You’ve worked across multiple different geographies. How well is Australia doing in transforming to compete?
It has lots of opportunities to transform lots of things that can be transformed. And hopefully, there’s also the will to do so. In some places, we are seeing the wealth. I said this earlier in my presentation, It might sound funny, but in places like the government of New South Wales, who’ve been taking some very radical steps, considering that that government is probably one of the hardest organisations to transform, and yet they’re taking the radical steps to do that. I think they’re an example for business as well.
You highlighted in your presentation that there are some mistakes that you yourself have even made on a number of different products or projects that you’ve been working on.
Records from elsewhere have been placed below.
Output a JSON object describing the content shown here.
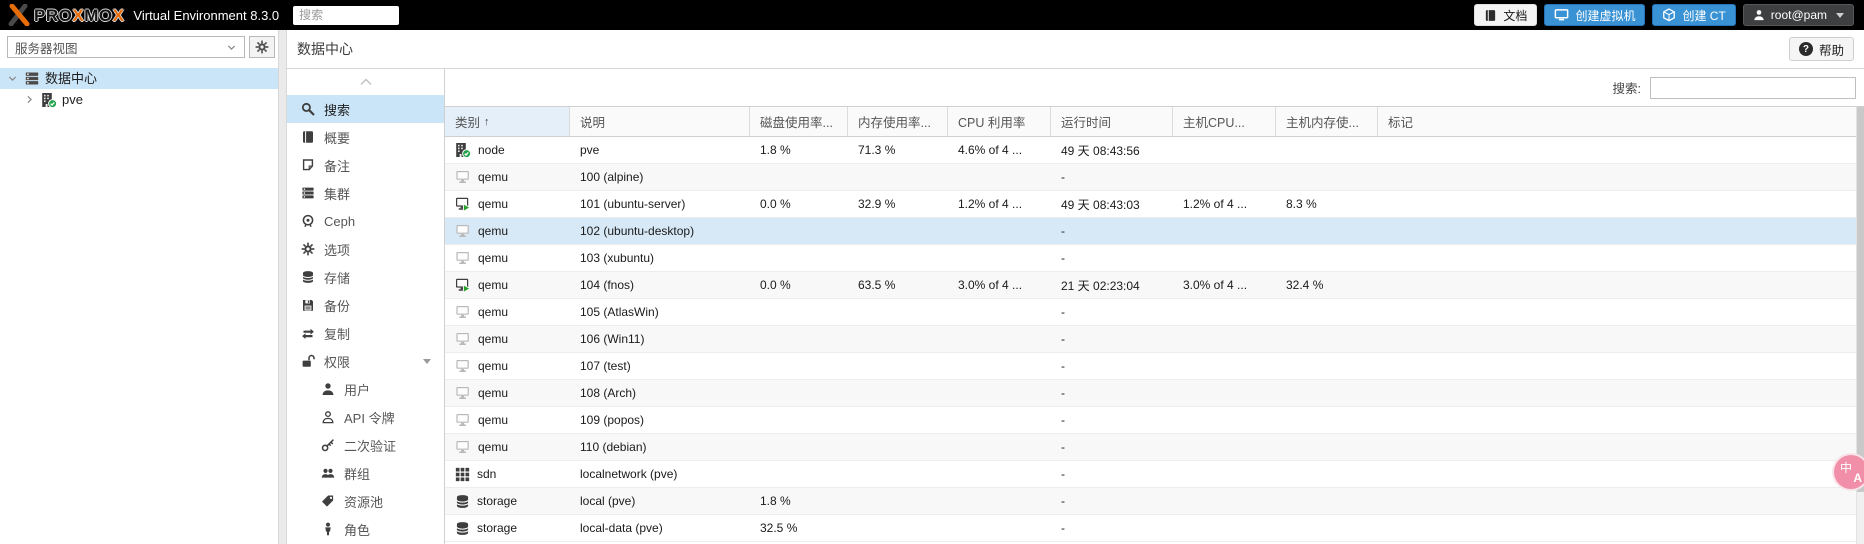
{
  "colors": {
    "topbar_bg": "#000000",
    "logo_orange": "#e66b09",
    "primary_button_blue": "#3892d4",
    "selection_blue": "#cbe5f8",
    "selected_row_blue": "#d7e9f7",
    "running_green": "#2ca02c",
    "online_badge_green": "#23a24c",
    "translate_badge_pink": "#f08fa7"
  },
  "topbar": {
    "logo_word_parts": [
      "PRO",
      "X",
      "MO",
      "X"
    ],
    "version_text": "Virtual Environment 8.3.0",
    "search_placeholder": "搜索",
    "docs_label": "文档",
    "create_vm_label": "创建虚拟机",
    "create_ct_label": "创建 CT",
    "user_label": "root@pam"
  },
  "sidebar": {
    "view_selector_value": "服务器视图",
    "tree_items": [
      {
        "label": "数据中心",
        "icon": "datacenter-icon",
        "expander": "down",
        "level": 0,
        "selected": true
      },
      {
        "label": "pve",
        "icon": "node-online-icon",
        "expander": "right",
        "level": 1,
        "selected": false
      }
    ]
  },
  "content": {
    "title": "数据中心",
    "help_label": "帮助",
    "help_glyph": "?",
    "menu_items": [
      {
        "label": "搜索",
        "icon": "search-icon",
        "selected": true
      },
      {
        "label": "概要",
        "icon": "book-icon"
      },
      {
        "label": "备注",
        "icon": "note-icon"
      },
      {
        "label": "集群",
        "icon": "cluster-icon"
      },
      {
        "label": "Ceph",
        "icon": "ceph-icon"
      },
      {
        "label": "选项",
        "icon": "gear-icon"
      },
      {
        "label": "存储",
        "icon": "storage-icon"
      },
      {
        "label": "备份",
        "icon": "backup-icon"
      },
      {
        "label": "复制",
        "icon": "replication-icon"
      },
      {
        "label": "权限",
        "icon": "unlock-icon",
        "caret": true
      },
      {
        "label": "用户",
        "icon": "user-icon",
        "indent": true
      },
      {
        "label": "API 令牌",
        "icon": "user-outline-icon",
        "indent": true
      },
      {
        "label": "二次验证",
        "icon": "key-icon",
        "indent": true
      },
      {
        "label": "群组",
        "icon": "users-icon",
        "indent": true
      },
      {
        "label": "资源池",
        "icon": "tag-icon",
        "indent": true
      },
      {
        "label": "角色",
        "icon": "person-icon",
        "indent": true
      }
    ],
    "grid": {
      "search_label": "搜索:",
      "search_value": "",
      "sort_asc_glyph": "↑",
      "columns": [
        {
          "key": "type",
          "label": "类别",
          "sorted": true
        },
        {
          "key": "desc",
          "label": "说明"
        },
        {
          "key": "disk",
          "label": "磁盘使用率..."
        },
        {
          "key": "mem",
          "label": "内存使用率..."
        },
        {
          "key": "cpu",
          "label": "CPU 利用率"
        },
        {
          "key": "uptime",
          "label": "运行时间"
        },
        {
          "key": "hostcpu",
          "label": "主机CPU..."
        },
        {
          "key": "hostmem",
          "label": "主机内存使..."
        },
        {
          "key": "tags",
          "label": "标记"
        }
      ],
      "rows": [
        {
          "icon": "node-online-icon",
          "type": "node",
          "desc": "pve",
          "disk": "1.8 %",
          "mem": "71.3 %",
          "cpu": "4.6% of 4 ...",
          "uptime": "49 天 08:43:56",
          "hostcpu": "",
          "hostmem": "",
          "tags": ""
        },
        {
          "icon": "qemu-stopped-icon",
          "type": "qemu",
          "desc": "100 (alpine)",
          "disk": "",
          "mem": "",
          "cpu": "",
          "uptime": "-",
          "hostcpu": "",
          "hostmem": "",
          "tags": ""
        },
        {
          "icon": "qemu-running-icon",
          "type": "qemu",
          "desc": "101 (ubuntu-server)",
          "disk": "0.0 %",
          "mem": "32.9 %",
          "cpu": "1.2% of 4 ...",
          "uptime": "49 天 08:43:03",
          "hostcpu": "1.2% of 4 ...",
          "hostmem": "8.3 %",
          "tags": ""
        },
        {
          "icon": "qemu-stopped-icon",
          "type": "qemu",
          "desc": "102 (ubuntu-desktop)",
          "disk": "",
          "mem": "",
          "cpu": "",
          "uptime": "-",
          "hostcpu": "",
          "hostmem": "",
          "tags": "",
          "selected": true
        },
        {
          "icon": "qemu-stopped-icon",
          "type": "qemu",
          "desc": "103 (xubuntu)",
          "disk": "",
          "mem": "",
          "cpu": "",
          "uptime": "-",
          "hostcpu": "",
          "hostmem": "",
          "tags": ""
        },
        {
          "icon": "qemu-running-icon",
          "type": "qemu",
          "desc": "104 (fnos)",
          "disk": "0.0 %",
          "mem": "63.5 %",
          "cpu": "3.0% of 4 ...",
          "uptime": "21 天 02:23:04",
          "hostcpu": "3.0% of 4 ...",
          "hostmem": "32.4 %",
          "tags": ""
        },
        {
          "icon": "qemu-stopped-icon",
          "type": "qemu",
          "desc": "105 (AtlasWin)",
          "disk": "",
          "mem": "",
          "cpu": "",
          "uptime": "-",
          "hostcpu": "",
          "hostmem": "",
          "tags": ""
        },
        {
          "icon": "qemu-stopped-icon",
          "type": "qemu",
          "desc": "106 (Win11)",
          "disk": "",
          "mem": "",
          "cpu": "",
          "uptime": "-",
          "hostcpu": "",
          "hostmem": "",
          "tags": ""
        },
        {
          "icon": "qemu-stopped-icon",
          "type": "qemu",
          "desc": "107 (test)",
          "disk": "",
          "mem": "",
          "cpu": "",
          "uptime": "-",
          "hostcpu": "",
          "hostmem": "",
          "tags": ""
        },
        {
          "icon": "qemu-stopped-icon",
          "type": "qemu",
          "desc": "108 (Arch)",
          "disk": "",
          "mem": "",
          "cpu": "",
          "uptime": "-",
          "hostcpu": "",
          "hostmem": "",
          "tags": ""
        },
        {
          "icon": "qemu-stopped-icon",
          "type": "qemu",
          "desc": "109 (popos)",
          "disk": "",
          "mem": "",
          "cpu": "",
          "uptime": "-",
          "hostcpu": "",
          "hostmem": "",
          "tags": ""
        },
        {
          "icon": "qemu-stopped-icon",
          "type": "qemu",
          "desc": "110 (debian)",
          "disk": "",
          "mem": "",
          "cpu": "",
          "uptime": "-",
          "hostcpu": "",
          "hostmem": "",
          "tags": ""
        },
        {
          "icon": "sdn-icon",
          "type": "sdn",
          "desc": "localnetwork (pve)",
          "disk": "",
          "mem": "",
          "cpu": "",
          "uptime": "-",
          "hostcpu": "",
          "hostmem": "",
          "tags": ""
        },
        {
          "icon": "storage-row-icon",
          "type": "storage",
          "desc": "local (pve)",
          "disk": "1.8 %",
          "mem": "",
          "cpu": "",
          "uptime": "-",
          "hostcpu": "",
          "hostmem": "",
          "tags": ""
        },
        {
          "icon": "storage-row-icon",
          "type": "storage",
          "desc": "local-data (pve)",
          "disk": "32.5 %",
          "mem": "",
          "cpu": "",
          "uptime": "-",
          "hostcpu": "",
          "hostmem": "",
          "tags": ""
        }
      ]
    }
  },
  "floating": {
    "translate_badge_glyphs": [
      "中",
      "A"
    ]
  }
}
Out of those that you’ve highlighted, what do you see as the main issue to current organisations? And what are the mistakes that are repeatedly being made at the moment?
The big problem right now is the idea of Agile, which is 20 years old.”
It is really from a completely different world, from just the beginning of the Internet, back when things were still happening on servers, back when every relationship was between a client and a vendor, including product development, that was somehow going to transform their organisations. That might transform them back in 2000, but we’re living in 2019. So that’s just not good enough. And I see that being repeatedly done.
You go to digital conferences, and you hear about all these crazy things which actually just go to prove how badly agile scales, for instance, across programs. It’s a consistent mistake that I’ve seen everywhere. It’s one that I’ve been guilty of myself. I used to act as if it were the solution to every problem. But in fact, it’s not the solution to contemporary development practices. And it’s also not appropriate when the solution actually is to adopt standard engineering practices to scale something up to a platform. It’s actually probably one of the few things you should not be doing any more.